Fire and life

Africa affects me in little ways.

Like recently when I was contemplating my annual purchase of firewood. Burning real wood in a fireplace is one of my great loves during long Chicago winters. I easily tear through a cord per winter, sometimes needing extra. And yet, that’s a lot of wood for what is largely aesthetic comfort (though our basement needs all the heat help it can get).

So this year I wanted to learn more about my options. Usually I get wood from one of any number of local, similar operations. A couple of laborers-for-hire pull up in a pickup, throw a bunch of wood in a pile in your garage, and then depart. God only knows where they get this wood from. Or if the company has any interest in the sustainability of the forests from which the wood comes.

So I turned to Ascent Stage’s resident guest restoration ecologist, Cory Ritterbusch, for his usual clarity of insight. I asked about places in northern Illinois where I might deal with a firewood vendor who thinks about his source as much as his sale. Cory noted:

Right now our firewood industry has not been hit by the same environmental stewardship programs that paper and building materials have. So there is nowhere to point to for sustainable, managed firewood processes locally.

Most green thinkers choose their firewood by species to reduce the risk. Oak and Hickory are the preferred woods to burn in the fireplace, but that is done at the detriment of cutting very important slow-growing specimens.

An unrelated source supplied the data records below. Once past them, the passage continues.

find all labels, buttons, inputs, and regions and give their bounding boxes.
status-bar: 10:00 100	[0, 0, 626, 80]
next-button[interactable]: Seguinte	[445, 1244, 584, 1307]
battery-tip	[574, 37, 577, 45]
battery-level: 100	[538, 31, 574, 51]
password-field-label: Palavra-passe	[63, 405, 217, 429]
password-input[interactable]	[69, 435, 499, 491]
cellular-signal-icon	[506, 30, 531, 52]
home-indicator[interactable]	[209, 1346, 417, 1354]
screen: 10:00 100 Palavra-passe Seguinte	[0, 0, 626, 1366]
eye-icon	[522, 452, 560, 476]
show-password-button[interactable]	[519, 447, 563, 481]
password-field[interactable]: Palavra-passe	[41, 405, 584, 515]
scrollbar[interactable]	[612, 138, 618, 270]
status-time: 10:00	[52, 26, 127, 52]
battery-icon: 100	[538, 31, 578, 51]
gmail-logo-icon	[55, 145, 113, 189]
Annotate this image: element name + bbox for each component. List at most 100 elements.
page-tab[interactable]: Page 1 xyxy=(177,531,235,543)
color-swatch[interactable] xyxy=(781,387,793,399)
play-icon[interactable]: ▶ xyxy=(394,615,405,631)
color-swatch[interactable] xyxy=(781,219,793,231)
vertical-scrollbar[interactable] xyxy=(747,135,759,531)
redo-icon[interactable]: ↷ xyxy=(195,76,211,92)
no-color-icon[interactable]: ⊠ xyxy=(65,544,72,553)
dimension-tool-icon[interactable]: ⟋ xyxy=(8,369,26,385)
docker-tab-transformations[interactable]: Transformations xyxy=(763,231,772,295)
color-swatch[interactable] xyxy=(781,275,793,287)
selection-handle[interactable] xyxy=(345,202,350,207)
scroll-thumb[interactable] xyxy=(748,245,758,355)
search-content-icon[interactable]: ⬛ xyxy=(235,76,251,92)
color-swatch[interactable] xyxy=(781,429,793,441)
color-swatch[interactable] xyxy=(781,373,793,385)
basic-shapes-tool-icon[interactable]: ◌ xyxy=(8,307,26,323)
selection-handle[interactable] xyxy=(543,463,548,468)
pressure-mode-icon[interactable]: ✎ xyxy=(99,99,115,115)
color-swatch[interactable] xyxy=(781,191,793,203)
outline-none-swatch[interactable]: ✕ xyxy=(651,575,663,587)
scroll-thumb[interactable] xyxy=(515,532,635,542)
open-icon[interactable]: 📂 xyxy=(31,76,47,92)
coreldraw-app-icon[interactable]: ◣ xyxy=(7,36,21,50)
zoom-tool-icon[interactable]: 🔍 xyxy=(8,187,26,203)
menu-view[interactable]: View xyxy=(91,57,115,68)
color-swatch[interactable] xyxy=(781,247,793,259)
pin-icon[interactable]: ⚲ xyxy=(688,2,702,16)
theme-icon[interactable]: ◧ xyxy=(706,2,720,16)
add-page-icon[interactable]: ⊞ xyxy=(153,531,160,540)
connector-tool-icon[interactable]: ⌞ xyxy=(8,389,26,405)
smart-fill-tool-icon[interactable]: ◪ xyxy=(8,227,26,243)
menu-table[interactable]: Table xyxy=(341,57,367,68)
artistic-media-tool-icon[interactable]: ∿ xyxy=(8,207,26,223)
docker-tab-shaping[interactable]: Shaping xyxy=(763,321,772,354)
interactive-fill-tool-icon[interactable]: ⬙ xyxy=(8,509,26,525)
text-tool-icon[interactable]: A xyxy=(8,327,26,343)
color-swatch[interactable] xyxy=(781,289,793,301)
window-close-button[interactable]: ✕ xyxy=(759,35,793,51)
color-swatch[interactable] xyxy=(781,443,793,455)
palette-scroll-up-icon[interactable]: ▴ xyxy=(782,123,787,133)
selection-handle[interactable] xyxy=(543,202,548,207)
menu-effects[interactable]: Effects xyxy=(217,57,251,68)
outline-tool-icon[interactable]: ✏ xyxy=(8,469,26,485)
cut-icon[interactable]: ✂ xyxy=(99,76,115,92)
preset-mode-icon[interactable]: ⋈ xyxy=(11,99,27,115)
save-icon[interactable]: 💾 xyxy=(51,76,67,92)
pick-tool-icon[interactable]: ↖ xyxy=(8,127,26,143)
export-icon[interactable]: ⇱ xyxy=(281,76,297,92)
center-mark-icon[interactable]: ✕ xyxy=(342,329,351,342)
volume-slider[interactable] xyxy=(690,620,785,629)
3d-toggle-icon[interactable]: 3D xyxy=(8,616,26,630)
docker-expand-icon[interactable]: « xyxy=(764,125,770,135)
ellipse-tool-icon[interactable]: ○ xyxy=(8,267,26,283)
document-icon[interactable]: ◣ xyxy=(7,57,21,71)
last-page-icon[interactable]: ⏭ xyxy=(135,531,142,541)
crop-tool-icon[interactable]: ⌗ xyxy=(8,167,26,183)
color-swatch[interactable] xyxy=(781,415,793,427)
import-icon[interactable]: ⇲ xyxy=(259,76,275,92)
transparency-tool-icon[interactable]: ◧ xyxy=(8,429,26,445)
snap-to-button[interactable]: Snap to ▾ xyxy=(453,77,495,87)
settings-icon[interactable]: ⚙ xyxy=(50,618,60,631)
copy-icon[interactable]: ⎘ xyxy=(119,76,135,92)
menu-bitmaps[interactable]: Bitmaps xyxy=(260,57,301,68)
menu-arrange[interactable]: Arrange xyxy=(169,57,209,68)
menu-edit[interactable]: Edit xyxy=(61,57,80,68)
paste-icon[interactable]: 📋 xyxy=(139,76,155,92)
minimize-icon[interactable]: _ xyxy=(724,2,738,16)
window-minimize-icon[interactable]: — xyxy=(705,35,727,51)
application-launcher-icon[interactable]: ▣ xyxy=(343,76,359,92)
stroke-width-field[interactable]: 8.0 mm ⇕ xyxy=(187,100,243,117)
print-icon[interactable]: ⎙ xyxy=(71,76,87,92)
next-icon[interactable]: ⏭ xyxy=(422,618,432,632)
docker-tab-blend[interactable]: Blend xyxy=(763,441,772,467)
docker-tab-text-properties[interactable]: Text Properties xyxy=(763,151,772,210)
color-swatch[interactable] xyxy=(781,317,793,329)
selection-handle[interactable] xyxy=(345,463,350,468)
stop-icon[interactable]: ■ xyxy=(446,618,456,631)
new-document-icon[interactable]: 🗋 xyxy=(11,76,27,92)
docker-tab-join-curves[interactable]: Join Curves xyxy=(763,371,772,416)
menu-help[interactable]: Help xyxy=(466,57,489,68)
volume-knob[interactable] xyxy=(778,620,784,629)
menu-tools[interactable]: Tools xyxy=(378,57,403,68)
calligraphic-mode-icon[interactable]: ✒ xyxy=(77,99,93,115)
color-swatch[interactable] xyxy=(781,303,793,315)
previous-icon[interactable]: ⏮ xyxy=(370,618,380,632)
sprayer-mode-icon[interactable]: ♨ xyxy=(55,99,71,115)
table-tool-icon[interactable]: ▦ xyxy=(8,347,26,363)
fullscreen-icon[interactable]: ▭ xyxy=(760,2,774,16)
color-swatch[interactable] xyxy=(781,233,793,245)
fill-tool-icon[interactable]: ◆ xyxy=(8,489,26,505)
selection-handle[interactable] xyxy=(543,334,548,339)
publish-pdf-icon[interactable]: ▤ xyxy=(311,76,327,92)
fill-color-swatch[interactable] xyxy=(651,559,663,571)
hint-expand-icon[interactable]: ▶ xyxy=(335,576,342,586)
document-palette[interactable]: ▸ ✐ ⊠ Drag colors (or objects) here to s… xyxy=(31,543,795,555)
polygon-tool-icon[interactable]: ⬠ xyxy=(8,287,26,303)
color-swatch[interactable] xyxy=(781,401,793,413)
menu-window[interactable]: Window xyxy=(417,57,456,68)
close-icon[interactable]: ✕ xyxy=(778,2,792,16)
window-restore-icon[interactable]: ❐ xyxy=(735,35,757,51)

Environmentalists will ask for Red Elm or “Elm” as they are usually standing dead trees having died due to Dutch Elm Disease. It is also a great burning wood offering high temperature, little ash and easy split-ability.

Didn’t know that. Did you?

The smell of burning firewood was constant in Ghana. In the morning, stepping out of my room to the call of the roosters; in the daytime walking down a crowded Kumasi street; at night when the smoke of a thousand dinners ascended and mixed above the town. The tang of wood on fire is for me essential Ghana. I came to love it.


But the wreckage it has caused! The denuded countryside, once rainforest, strikes you like returning to a loved home without any furniture in it. The same space, but not the same place. The soil, suddenly chemically-bereft of sustaining anything but what just got ripped out, is no longer landscape but ecological cul-de-sac. Redwood-sized trunks lashed to wheels and an engine barrel down dirt roads one after the other. it is stark cause-and-effect, easier to see than in the West with our complex chains of supply.

This is what Africa has done to me. Not a blinding moment of enlightenment, but many small moments that creep up without real thought. The things I saw there will be with me forever, ineradicable viruses of the imagination.